My hand dropped to my stomach.

“What exactly are you planning to do to me?”

“If Mr Prothero doesn’t back away from my client,” he said calmly, turning for the door, “you’ll be shipped overseas. You and your child will be sold—continuously.”

The door closed behind him.

Bouda would never allow that—but the fact that this was happening in England made my chest tighten in a way I hadn’t expected. After the lockdowns, there had been whispers and warnings shared across social media, parents posting in panic and trying to keep one another informed.

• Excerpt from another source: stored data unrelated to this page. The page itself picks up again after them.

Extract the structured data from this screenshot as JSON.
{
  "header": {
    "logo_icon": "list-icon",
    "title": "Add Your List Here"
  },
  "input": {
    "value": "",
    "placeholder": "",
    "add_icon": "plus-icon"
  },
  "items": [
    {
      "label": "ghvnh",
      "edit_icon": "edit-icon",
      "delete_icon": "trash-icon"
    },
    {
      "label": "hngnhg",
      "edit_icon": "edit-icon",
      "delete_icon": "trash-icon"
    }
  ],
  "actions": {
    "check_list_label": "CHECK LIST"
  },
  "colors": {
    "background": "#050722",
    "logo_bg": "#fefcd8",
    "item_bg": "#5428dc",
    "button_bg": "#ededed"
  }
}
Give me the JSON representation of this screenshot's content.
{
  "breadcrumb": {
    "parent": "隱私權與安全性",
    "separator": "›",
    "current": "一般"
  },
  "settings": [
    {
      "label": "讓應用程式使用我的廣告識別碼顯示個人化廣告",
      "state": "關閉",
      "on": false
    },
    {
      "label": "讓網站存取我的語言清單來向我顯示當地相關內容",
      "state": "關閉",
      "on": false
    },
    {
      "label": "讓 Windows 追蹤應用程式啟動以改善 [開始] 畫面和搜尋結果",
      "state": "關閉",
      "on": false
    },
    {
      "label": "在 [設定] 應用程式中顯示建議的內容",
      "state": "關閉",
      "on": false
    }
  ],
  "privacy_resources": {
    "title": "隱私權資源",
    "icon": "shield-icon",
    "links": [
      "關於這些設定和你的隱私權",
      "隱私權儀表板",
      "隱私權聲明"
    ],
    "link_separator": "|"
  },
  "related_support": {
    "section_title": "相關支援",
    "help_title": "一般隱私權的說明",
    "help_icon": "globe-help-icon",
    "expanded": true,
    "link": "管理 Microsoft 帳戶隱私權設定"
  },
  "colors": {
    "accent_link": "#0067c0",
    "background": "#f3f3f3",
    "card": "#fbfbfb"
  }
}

My neighbours had told my grandmother that the school had issued multiple stranger-danger notices, the kind delivered quietly and without explanation, as though acknowledging the threat too loudly might invite it closer.

Lockdown had meant restricted movement, shortages, and desperation, and the sudden surge of activity afterward felt less like recovery and more like industries scrambling to reclaim what they’d lost. There were no official reports, no investigations that made the news, only a sense that certain things were being deliberately ignored.

Human trafficking wasn’t some distant horror or foreign problem—it was alive and functioning here, operating beneath the surface where polite society refused to look. I’d only suspected before… but this was proof.

I stared at the door and understood, with a clarity that unsettled me.

There were far greater monsters in the world than Blaidd Prothero.